In general, PDS is bilateral. In all cases of PDS where asymmetric pigment dispersion is present, there is either increased relative pupillary block in the less-involved eye (reducing peripheral iridozonular contact) or greater iridozonular contact in the more-involved eye. Patients will rarely present with heterochromia because of deposition of pigment particles on the iris surface when the involvement is asymmetric. We have observed asymmetric PDS caused by anisometropia, with the less-myopic eye being less involved. Unilateral cataract, anisometropia, trauma, angle recession, and Marfan’s syndrome have been reported in unilateral or highly asymmetric PDS. Two pupillary disorders – Horner’s syndrome and Adie’s pupil – can result in asymmetric PDS, with the involved eye being less pigmented in Horner’s syndrome and more pigmented in Adie’s pupil. In patients in whom no clear cause for asymmetric PDS is found, a more posterior iris insertion and greater iridolenticular contact will be present in the eye with the greater PDS [5]. PDS may resolve partially or completely as a result of cataract extraction, lens subluxation, chronic treatment with miotic therapy, or iridotomy.
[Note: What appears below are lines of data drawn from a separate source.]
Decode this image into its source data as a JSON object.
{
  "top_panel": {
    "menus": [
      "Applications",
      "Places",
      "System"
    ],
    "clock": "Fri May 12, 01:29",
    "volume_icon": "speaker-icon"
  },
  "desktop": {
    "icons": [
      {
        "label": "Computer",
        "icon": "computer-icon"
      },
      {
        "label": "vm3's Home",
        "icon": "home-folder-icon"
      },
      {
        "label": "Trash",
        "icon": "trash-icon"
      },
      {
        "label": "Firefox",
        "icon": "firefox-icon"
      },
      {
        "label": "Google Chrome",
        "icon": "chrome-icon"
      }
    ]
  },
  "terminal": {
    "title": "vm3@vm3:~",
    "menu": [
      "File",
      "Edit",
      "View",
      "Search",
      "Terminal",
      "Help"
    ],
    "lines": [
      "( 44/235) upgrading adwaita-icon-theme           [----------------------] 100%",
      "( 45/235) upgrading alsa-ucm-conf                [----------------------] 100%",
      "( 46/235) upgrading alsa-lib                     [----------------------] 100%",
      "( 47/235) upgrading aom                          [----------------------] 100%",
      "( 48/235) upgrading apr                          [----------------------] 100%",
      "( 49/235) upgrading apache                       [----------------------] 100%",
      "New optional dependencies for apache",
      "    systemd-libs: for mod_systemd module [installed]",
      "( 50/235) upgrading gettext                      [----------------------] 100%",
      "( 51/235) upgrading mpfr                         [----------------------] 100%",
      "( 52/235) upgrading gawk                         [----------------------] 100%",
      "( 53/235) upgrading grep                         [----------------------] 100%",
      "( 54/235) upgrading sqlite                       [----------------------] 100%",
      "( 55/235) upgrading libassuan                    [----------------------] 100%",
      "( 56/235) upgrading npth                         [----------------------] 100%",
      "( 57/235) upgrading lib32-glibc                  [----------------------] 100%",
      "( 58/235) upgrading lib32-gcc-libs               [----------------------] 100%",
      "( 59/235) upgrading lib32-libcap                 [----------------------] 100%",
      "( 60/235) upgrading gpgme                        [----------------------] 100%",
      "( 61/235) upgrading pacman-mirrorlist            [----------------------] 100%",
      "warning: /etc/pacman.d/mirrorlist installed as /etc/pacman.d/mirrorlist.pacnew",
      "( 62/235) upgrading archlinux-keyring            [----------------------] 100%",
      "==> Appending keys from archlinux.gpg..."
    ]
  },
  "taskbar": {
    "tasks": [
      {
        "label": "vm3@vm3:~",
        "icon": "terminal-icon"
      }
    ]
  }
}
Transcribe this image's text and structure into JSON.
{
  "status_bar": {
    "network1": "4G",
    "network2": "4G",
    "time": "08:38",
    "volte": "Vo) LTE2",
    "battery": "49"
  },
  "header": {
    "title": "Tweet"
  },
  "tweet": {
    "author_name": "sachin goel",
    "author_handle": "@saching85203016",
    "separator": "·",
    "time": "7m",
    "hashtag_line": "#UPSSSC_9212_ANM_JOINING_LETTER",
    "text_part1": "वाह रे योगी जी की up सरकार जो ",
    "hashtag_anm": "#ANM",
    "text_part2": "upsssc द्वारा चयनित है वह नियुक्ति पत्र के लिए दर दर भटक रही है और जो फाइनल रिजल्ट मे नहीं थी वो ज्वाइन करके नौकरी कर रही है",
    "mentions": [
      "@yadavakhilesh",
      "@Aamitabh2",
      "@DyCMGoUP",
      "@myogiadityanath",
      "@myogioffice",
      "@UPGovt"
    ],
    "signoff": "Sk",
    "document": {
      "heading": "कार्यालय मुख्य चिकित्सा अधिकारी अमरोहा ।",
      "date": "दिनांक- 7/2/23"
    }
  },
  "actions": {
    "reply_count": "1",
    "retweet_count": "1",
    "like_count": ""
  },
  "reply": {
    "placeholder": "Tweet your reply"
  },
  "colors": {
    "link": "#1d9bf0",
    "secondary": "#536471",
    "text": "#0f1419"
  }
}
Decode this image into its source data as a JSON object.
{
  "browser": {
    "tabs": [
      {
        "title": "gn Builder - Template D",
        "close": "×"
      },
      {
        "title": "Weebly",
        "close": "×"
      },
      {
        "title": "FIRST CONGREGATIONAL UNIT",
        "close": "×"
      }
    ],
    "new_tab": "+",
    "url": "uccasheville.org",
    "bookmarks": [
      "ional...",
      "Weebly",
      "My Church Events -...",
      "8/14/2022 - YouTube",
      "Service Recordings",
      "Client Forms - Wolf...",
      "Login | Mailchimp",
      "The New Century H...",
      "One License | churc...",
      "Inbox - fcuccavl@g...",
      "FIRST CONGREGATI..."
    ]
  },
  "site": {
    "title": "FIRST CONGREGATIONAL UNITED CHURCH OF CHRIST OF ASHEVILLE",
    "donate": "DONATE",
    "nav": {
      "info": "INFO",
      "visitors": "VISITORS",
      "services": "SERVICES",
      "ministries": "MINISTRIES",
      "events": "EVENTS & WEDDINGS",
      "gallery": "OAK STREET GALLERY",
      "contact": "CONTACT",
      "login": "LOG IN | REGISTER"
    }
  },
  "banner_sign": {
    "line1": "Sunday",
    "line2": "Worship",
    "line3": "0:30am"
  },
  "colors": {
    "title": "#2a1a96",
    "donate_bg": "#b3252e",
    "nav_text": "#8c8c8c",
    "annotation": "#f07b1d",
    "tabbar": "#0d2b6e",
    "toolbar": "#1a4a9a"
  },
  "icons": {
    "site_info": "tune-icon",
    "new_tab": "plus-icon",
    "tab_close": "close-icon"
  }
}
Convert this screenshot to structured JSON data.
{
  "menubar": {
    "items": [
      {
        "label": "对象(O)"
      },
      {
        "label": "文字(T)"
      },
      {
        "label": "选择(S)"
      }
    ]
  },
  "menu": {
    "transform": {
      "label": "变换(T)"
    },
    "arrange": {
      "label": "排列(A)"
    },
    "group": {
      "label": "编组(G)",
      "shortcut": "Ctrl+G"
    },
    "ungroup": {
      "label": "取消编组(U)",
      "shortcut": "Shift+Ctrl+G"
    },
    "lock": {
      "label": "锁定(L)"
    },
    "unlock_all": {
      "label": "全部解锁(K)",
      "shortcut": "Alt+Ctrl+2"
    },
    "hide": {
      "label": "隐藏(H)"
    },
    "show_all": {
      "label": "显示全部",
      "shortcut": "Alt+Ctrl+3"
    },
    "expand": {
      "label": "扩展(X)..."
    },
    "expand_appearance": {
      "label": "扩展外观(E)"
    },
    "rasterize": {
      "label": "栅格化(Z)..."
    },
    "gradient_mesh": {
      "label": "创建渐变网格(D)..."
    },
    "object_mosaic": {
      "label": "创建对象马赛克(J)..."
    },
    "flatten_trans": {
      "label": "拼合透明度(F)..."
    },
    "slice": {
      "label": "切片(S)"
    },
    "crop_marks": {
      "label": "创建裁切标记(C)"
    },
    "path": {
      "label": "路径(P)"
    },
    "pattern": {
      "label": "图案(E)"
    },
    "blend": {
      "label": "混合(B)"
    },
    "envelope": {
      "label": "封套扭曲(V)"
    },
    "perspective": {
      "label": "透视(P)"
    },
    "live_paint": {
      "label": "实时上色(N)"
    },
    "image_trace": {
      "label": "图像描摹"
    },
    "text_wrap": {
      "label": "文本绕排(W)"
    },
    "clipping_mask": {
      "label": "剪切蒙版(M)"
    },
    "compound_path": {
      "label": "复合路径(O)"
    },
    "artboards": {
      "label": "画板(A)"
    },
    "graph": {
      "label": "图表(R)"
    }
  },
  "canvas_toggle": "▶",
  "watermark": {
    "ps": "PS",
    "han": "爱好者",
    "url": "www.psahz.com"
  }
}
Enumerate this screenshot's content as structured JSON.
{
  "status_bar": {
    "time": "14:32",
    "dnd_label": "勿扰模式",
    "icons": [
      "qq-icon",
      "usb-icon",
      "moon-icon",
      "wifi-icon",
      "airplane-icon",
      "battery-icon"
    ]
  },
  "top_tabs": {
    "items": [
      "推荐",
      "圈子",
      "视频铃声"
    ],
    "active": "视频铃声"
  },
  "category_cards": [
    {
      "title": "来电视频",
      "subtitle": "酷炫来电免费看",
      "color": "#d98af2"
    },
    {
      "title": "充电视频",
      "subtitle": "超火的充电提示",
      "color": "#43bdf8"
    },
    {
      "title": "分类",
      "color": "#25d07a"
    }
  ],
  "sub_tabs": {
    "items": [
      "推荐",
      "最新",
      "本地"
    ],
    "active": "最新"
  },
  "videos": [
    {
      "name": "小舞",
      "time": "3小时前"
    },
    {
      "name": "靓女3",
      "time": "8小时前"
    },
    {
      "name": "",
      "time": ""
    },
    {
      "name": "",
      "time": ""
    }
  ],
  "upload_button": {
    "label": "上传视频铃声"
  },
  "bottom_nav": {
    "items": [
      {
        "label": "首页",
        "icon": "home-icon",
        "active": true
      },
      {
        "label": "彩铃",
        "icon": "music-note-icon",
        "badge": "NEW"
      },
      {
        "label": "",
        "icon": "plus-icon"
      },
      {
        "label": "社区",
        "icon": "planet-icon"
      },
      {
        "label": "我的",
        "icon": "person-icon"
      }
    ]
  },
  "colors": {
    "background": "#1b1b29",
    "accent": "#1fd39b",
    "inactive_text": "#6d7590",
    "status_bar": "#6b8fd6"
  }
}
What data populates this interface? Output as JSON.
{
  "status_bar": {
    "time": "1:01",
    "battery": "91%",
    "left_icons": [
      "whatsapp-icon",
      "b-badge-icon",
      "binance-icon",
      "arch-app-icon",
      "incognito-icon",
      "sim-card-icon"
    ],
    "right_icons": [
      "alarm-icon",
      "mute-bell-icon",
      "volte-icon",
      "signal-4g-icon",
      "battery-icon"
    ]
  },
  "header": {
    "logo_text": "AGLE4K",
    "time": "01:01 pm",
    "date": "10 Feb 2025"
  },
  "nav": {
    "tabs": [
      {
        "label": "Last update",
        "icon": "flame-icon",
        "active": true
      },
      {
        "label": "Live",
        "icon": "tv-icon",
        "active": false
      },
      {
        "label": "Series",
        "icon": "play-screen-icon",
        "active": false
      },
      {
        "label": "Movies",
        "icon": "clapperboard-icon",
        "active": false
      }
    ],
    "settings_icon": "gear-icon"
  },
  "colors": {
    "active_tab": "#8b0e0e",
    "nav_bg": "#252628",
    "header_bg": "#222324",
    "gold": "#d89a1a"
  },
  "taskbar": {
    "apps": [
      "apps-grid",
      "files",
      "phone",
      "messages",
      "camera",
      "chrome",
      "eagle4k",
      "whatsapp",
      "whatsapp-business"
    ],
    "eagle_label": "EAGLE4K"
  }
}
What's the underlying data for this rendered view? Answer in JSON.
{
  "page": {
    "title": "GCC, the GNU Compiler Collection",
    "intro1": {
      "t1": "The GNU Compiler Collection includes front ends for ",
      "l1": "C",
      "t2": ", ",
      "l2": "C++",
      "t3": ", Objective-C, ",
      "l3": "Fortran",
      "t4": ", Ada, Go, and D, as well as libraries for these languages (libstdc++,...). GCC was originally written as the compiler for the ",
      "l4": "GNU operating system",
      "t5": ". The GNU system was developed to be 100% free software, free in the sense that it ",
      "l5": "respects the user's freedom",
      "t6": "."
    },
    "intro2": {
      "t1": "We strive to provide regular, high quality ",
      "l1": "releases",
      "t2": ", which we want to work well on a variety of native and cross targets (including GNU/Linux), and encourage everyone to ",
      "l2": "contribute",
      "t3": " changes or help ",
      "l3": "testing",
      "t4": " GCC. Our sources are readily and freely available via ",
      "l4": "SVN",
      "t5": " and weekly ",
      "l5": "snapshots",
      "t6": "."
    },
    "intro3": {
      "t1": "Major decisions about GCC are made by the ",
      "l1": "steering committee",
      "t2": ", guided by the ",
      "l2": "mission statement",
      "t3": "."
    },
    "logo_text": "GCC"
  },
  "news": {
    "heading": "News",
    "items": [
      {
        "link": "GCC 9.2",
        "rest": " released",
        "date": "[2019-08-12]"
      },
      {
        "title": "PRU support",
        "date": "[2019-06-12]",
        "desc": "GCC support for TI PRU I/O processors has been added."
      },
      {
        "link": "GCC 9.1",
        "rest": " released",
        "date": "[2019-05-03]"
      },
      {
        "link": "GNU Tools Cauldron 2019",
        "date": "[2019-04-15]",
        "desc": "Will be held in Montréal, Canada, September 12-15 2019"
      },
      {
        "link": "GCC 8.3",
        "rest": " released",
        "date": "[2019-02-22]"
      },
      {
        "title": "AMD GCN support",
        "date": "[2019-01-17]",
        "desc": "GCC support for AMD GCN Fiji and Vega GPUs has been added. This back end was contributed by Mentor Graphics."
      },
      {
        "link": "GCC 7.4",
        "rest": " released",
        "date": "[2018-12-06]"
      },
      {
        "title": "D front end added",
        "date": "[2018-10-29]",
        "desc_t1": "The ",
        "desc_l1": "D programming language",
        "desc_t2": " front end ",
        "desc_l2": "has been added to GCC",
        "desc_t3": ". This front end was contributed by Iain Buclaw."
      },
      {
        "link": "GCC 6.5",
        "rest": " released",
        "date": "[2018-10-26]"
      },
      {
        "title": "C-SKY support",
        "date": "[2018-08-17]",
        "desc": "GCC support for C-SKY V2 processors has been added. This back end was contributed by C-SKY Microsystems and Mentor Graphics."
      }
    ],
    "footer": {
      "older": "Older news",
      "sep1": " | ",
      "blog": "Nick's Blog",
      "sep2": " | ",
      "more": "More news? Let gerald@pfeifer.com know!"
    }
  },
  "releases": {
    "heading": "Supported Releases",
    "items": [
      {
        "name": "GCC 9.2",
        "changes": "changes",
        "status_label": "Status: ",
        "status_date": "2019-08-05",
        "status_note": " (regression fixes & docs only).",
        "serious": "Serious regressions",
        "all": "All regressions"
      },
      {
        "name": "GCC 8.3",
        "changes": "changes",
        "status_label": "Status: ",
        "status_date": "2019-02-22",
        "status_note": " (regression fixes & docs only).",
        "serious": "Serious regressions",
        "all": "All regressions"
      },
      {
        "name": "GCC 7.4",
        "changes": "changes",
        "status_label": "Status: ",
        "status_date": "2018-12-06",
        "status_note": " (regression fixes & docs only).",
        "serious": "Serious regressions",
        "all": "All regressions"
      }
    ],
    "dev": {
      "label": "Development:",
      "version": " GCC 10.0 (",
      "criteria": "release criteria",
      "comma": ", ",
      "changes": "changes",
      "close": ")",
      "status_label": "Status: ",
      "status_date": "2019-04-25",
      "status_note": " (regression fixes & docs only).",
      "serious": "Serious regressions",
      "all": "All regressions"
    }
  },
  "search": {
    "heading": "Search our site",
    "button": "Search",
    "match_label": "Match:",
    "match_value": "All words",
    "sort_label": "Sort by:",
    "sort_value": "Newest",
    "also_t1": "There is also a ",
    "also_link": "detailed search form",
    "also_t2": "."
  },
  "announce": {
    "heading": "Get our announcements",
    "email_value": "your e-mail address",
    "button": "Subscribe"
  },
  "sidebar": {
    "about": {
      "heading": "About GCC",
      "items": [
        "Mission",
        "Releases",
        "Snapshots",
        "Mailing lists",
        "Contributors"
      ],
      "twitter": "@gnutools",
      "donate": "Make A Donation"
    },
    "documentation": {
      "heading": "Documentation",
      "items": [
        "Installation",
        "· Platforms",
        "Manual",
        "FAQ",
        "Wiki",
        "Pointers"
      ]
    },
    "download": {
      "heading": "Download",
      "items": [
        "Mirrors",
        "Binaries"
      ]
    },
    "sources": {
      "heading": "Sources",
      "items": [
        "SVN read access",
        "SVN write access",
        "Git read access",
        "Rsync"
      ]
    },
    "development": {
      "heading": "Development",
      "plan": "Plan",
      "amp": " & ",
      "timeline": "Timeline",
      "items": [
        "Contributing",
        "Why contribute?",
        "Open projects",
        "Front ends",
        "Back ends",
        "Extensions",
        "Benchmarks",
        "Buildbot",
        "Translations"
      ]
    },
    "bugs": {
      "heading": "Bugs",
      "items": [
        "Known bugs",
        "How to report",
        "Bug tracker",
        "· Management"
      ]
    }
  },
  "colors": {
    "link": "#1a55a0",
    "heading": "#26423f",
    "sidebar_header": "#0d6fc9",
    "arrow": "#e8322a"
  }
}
A positive family history increases the risk of PDS, supporting the presence of genetic factors in the pathogenesis of PDS and PG. Recessive tyrosinase-related protein 1 (Tyrp1) mutant allele causes iris stromal atrophy in DBA/2J mice with pigment dispersion in the anterior chamber and elevated IOP [23]. However, despite the phenotypic similarity between the pigment dispersion and glaucoma in the DBA/2J mouse and human PDS/PG, DNA sequence variants in the Tyrp1 gene was not associated with inherited human PDS/PG [24]. Single nucleotide polymorphisms (SNPs) in the lysyl oxidase-like 1 (LOXL1) gene have been implicated in the XFS/exfoliative glaucoma [25], which has pigment deposition on the anterior segment structures including trabecular meshwork. However, LOXL1 SNPs were not associated with PDS/PG.

PDS shows autosomal dominant heritability with incomplete penetrance [26]. The most significant risk factors for the development of the phenotypic expressions of PDS are young age, male gender, myopia, European ancestry, and a positive family history. Although men and women are equally affected, men are more likely to develop glaucoma in a ratio of approximately 3:1 [27]. Men are more likely to develop PG from PDS, are diagnosed with PG at an earlier age, and are more likely to require filtering surgery [14].

As a result of obstruction of the intertrabecular meshwork by pigment granules and possible failure or breakdown of normal phagocytic function of trabecular endothelial cells, the IOP elevates in many PDS patients. PDS may be present in up to 2.45 % of the Caucasian population [28]. PDS is rare in blacks and has an estimated prevalence of about 15 cases per 10,000 [29]. In black patients, whose irides may not display classic transillumination defects, infrared pupillography may be helpful. Signs of pigment liberation in blacks (particularly middle-aged black women) may also suggest the PDS-like findings of PLAZ, previously discussed.